Here’s How To Slash The Cost Of A Tesla Model S By $6,000
Lux Research in its latest report entitled “Silicon vs. WBG: Demystifying Prospects of GaN and SiC in the Electrified Vehicle Market” highlights the advantages of silicon carbide (SiC) and gallium nitride (GaN) power electronics, which enables a huge cost savings.
Both materials are wide bandgap (WBG) materials, which used in power electronics are much more efficient than silicon and because small losses, which always are turned into heat, the whole device can be smaller and lighter.
According to Lux Research, as early as 2020 SiC could be displacing silicon in electric vehicles (EVs).
Lux Research stated that 20% power savings on a Tesla Model S can result in over $6,000 in battery cost reductions, or 8% of the vehicle’s cost.
Power electric already is very efficient (at least ~ 90%) so even reducing losses by 10 times we gain maybe 9% (plus less weight), but the high savings comes from smaller a battery pack at the same range. And because Tesla has the largest battery pack, the savings will be the highest.
Pallavi Madakasira, Lux Research Analyst and the lead author of the report, stated:
“Efficient power electronics is key to a smaller battery size, which in turn has a positive cascading impact on wiring, thermal management, packaging, and weight of electric vehicles.”

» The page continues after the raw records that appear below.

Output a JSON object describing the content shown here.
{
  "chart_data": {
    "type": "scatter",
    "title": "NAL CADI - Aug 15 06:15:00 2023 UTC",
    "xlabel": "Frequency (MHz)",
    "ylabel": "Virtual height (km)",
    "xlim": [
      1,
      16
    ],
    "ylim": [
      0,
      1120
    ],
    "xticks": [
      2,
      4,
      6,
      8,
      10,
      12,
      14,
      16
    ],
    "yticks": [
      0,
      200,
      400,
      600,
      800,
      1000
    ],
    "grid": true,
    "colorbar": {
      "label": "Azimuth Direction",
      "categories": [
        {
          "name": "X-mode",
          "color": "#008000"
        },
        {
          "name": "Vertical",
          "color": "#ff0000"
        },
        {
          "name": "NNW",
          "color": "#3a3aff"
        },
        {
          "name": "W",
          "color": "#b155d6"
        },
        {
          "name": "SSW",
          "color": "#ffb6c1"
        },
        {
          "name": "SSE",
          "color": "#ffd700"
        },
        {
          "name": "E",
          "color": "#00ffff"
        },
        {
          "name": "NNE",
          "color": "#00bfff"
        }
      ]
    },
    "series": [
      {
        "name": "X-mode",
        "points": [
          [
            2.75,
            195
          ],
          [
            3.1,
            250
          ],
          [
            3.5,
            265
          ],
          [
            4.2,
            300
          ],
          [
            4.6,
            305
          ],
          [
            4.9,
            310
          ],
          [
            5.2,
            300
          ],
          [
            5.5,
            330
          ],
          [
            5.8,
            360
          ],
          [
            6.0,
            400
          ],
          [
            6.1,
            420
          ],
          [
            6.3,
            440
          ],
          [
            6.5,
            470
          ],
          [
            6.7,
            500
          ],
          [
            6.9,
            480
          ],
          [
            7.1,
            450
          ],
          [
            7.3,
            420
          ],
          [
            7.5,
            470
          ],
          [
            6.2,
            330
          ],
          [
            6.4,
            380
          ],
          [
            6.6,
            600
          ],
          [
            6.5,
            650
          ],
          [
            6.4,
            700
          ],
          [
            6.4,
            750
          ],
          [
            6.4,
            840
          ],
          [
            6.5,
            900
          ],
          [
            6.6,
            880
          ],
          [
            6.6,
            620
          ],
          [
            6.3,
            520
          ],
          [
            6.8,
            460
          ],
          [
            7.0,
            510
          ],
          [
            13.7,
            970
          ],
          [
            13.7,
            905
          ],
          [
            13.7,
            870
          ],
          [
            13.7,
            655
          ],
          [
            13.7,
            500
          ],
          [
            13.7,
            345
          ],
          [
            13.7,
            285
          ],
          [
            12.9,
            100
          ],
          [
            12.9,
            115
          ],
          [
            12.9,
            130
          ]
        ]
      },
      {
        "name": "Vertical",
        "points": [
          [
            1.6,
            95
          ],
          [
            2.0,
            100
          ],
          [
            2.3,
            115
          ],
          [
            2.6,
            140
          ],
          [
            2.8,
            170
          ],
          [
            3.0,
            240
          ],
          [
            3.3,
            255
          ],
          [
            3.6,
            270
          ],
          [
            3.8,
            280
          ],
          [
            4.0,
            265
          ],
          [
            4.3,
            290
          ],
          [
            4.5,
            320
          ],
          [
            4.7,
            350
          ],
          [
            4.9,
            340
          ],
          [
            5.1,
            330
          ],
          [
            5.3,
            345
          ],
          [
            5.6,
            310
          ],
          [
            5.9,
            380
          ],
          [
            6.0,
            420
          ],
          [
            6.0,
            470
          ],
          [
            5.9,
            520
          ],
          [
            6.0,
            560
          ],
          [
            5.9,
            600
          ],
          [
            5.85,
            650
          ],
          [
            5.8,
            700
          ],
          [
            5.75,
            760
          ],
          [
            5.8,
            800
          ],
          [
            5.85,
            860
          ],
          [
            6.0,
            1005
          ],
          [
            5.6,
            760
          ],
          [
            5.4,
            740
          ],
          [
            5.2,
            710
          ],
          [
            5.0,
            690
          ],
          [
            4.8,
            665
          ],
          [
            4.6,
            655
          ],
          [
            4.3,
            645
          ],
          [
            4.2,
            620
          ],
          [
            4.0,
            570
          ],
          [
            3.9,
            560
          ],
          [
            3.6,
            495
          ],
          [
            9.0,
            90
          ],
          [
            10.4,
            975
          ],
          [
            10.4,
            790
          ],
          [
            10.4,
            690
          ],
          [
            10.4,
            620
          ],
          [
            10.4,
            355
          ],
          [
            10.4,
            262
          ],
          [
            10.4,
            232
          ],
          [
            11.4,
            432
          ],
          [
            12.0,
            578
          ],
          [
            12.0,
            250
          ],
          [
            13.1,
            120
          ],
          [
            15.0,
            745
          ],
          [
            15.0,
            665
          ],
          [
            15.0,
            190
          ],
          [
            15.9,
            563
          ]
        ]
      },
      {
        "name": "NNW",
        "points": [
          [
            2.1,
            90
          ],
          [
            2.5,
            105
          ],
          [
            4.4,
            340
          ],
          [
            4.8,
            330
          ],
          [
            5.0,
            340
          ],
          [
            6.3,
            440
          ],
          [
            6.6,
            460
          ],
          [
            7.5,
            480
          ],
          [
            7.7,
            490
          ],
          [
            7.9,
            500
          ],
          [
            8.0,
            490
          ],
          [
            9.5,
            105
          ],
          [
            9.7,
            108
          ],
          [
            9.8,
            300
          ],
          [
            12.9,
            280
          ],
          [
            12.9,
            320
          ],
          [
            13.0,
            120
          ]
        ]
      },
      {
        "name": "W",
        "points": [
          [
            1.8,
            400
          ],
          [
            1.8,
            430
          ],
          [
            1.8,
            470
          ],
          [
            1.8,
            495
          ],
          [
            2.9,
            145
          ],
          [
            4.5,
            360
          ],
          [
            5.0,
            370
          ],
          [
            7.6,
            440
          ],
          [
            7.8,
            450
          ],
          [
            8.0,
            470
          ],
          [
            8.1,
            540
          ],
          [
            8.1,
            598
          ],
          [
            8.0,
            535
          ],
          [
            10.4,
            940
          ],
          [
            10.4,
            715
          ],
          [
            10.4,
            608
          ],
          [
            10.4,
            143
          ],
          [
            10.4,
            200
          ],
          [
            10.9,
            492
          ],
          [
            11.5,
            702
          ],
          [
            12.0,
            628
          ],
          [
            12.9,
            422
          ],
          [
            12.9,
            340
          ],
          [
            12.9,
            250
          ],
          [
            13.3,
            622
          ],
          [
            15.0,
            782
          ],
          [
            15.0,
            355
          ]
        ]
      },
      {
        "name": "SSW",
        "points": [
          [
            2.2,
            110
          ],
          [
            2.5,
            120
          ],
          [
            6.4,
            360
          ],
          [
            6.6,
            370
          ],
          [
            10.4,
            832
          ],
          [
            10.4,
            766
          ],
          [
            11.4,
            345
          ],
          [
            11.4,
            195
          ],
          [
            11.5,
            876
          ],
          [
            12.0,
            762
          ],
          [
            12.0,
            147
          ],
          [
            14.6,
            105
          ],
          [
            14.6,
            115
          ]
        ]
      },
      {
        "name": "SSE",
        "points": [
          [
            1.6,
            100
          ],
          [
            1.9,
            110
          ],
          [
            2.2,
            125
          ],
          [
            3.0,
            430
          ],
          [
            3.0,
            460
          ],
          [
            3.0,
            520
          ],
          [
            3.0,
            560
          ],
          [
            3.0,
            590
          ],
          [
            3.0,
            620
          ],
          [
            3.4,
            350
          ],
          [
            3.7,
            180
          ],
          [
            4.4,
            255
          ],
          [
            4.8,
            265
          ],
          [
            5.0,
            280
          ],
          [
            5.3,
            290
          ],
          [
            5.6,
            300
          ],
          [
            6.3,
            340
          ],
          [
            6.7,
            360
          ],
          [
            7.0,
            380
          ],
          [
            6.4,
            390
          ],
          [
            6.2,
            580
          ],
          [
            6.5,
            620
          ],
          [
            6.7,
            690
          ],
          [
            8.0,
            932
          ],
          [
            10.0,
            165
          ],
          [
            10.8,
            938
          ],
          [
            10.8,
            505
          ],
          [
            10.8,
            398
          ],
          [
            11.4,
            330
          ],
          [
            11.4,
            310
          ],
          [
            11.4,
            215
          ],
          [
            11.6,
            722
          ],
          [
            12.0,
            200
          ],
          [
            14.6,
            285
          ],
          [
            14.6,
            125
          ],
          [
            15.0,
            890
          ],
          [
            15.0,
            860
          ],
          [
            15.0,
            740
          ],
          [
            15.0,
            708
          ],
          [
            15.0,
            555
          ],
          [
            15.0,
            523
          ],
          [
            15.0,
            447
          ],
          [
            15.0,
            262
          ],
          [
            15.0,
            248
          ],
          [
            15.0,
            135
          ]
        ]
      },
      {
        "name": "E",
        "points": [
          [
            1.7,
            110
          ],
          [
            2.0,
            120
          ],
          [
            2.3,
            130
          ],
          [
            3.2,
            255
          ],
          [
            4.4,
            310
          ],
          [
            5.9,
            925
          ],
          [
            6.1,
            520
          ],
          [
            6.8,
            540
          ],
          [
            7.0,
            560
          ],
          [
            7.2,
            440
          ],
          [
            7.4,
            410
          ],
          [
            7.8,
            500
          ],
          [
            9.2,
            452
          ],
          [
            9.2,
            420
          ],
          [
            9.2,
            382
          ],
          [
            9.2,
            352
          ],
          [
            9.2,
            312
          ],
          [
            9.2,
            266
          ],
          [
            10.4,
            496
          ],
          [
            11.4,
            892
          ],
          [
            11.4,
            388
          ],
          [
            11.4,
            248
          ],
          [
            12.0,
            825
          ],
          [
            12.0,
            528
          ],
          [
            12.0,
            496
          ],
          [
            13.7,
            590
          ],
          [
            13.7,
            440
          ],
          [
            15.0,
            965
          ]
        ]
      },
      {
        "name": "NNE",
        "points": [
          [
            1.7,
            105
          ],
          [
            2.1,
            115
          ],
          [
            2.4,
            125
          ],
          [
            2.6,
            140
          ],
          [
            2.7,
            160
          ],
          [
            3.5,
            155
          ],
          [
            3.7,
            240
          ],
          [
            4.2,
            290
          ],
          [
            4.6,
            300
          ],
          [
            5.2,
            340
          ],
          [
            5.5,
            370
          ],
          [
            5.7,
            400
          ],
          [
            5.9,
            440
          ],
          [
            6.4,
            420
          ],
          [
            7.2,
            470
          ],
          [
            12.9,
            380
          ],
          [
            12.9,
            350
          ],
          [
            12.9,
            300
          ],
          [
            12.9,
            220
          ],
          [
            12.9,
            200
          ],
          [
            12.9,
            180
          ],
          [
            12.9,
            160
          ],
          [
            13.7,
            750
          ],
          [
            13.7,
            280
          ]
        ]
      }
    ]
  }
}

“In addition to power electronic modules, opportunities from a growing number of consumer applications — such as infotainment and screens — will double the number of power electronic components built into a vehicle.”
Lux Research released a few predictions for commercial roll-outs of WBG-based power electronics, among which we see:
- Power saving threshold lower for EVs. At 2% power savings, if battery costs fall below $250/kWh, SiC diodes will be the only economic solution in EVs requiring a large battery, such as the Tesla Model S. However, for plug-in electric vehicles (PHEVs), the threshold power savings needs to be a higher 5%.
- SiC ahead in road to commercialization. SiC diodes lead GaN in technology readiness and will attain commercialization sooner, based on the current Technology Readiness Level (TRL). Based on the TRL road map, SiC diodes will be adopted in vehicles by 2020.
- Government funding is driving WBG adoption. The U.S., Japan and the United Kingdom, among others, are funding research and development in power electronics. The U.S. Department of Energy’s Advanced Power Electronics and Electric Motors is spending $69 million this year and defining performance and cost targets; the Japanese government funds a joint industry and university R&D program that includes Toyota, Honda and Nissan.
Thanks to Green Car Congress we came on the trail of a demo 6 kW silicon carbide (SiC) on-board charger for a plug-in Toyota Prius, which now is a pocket charger!
“APEI, Toyota, Cree, Oak Ridge National Labs, the University of Arkansas, and ARPA-e are working to change the face of Plug-In Electric Vehicles. This team has create a silicon carbide based battery charger, which features power capability of over 6 kWs, 95%+ efficiency, and ultra-high power density of 5 kW/L and 3.8 kW/kg. The new Level 2 isolated on-board vehicular battery charger utilizes silicon carbide power devices for application in electric vehicles and plug-in hybrid electric vehicles. The heart of the charger is APEI’s 1 MHz+ high-frequency capable multi-chip power module allowing for 200 °C+ high junction temperature operation which, when coupled with high switching frequency, allows for an order of magnitude increase in power density — with a simultaneous increase in system efficiency over currently used technologies. This new technology will translate to faster charging times and decreased dependence on fossil-based fuels for the end user.”